The 1980/1 exhumations were carried out with the use of a mechanical excavator and in the space of five months 1200 burials were removed from the site and reinterred at St Luke's Crypt. It is probable that health-and-safety reasons prevented deep excavation along the line of the western boundary, where a high wall stood, accounting for dense survival along this line. The north-western part of the site seems to have been largely ignored during the exhumation but most of the site was well cleared to a depth of approximately 2.4m. In fact it appears to have been the 1988 development which inflicted the most striking damage, cutting burials in half and truncating skeletons indiscriminately. As soil sieving was carried out during the exhumation, it was probably this later disturbance that accounted for the large quantity of disarticulated human remains that were contained within the redeposited graveyard soil used to backfill the site.

Material archive
A large quantity of grave-slab fragments was found within the various layers of redeposited graveyard soil on the site. A series of correspondence dating from the 1980s development brought to light the possibility that many of these may not have originated from the site at St Peter's. A letter from the original developers, McDonnell and Dixon (dated July 1980), stated that 'the headstones stacked against the wall are not from St Peter's graveyard but were put there some sixty years ago when another graveyard closed down'. There was no indication of the source of this information and it has not been substantiated by research carried out to date. The evidence in fact suggests that the graveslabs had been placed there prior to 1880, when the ground level of the churchyard was being raised to the level of the outer road frontage (Emmet 1898, 102). The developer in the 1980s, however, directed that legible slabs were to be removed to the crypt at St Luke's and further instructed that, if they were broken in the attempt, they were to be treated as builder's rubble. It can therefore be surmised that the large quantity of graveslab fragments uncovered within the redeposited soils had been utilised as rubble at this time. It appears that the majority were taken to St Luke's and 23 to St Patrick's Cathedral.
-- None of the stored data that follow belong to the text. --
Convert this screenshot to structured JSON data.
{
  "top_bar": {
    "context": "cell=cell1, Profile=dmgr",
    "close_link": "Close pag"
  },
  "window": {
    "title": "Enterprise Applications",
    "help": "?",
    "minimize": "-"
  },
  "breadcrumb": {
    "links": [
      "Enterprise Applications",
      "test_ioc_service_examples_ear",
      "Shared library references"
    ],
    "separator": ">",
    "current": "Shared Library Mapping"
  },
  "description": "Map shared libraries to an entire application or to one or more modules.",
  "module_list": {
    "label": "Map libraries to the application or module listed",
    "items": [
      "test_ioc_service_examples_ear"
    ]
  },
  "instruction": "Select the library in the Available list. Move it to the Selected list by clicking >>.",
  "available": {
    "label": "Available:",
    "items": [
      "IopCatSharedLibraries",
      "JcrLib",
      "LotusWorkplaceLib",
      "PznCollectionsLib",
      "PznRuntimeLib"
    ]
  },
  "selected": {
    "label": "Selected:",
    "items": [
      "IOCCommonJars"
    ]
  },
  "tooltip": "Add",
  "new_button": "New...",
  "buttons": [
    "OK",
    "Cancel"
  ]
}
Due to the potential for the graveslabs to contain valuable genealogical information, the National Museum considered that any 'plans for their future should include public access to this information'. For this reason, each fragment was numbered, photographed and recorded by sketch and description on specifically designed sheets. Where an inscription or carving was found to be present, rubbings were taken. The full grave-slab record has been archived and remains on the premises of Archaeological Development Services Ltd, where it can be consulted by request.

At the time of writing, specialist analysis has not yet been completed with respect to human remains or the large quantity of ceramics retrieved from the site. The YMCA have organised for human remains from the current excavation to be reinterred at Mount St Jerome's Cemetery, where they intend to purchase a burial plot and erect a headstone. The YMCA are also arranging to have the graveslabs placed in the courtyard of St Patrick's Cathedral, an appropriate location, as St Patrick's is the current parish house of St Peter's and received graveslabs from the site after the 1980s exhumation.

Craig, M. 1969 Dublin 1680-1860. A social and architectural history. Dublin.
Dublin Public Libraries 1990 Directory of graveyards in the Dublin area.
Emmet, T.A. 1898 The Emmet family with some incidents relating to Irish history. New York.
McDonald, F. 1982 Derelict Dublin. Irish Times 12, 18 December 1982.
Stout, G., and Stout, M. 1992 Patterns in the past: County Dublin 5000BC-1000AD. In Aalen and Whelan (eds), Dublin city and county: from prehistory to present. Geography Publications.

Editor's note: Although excavation work was completed on this site in 2003, the report was not received in time for inclusion in the bulletin of that year.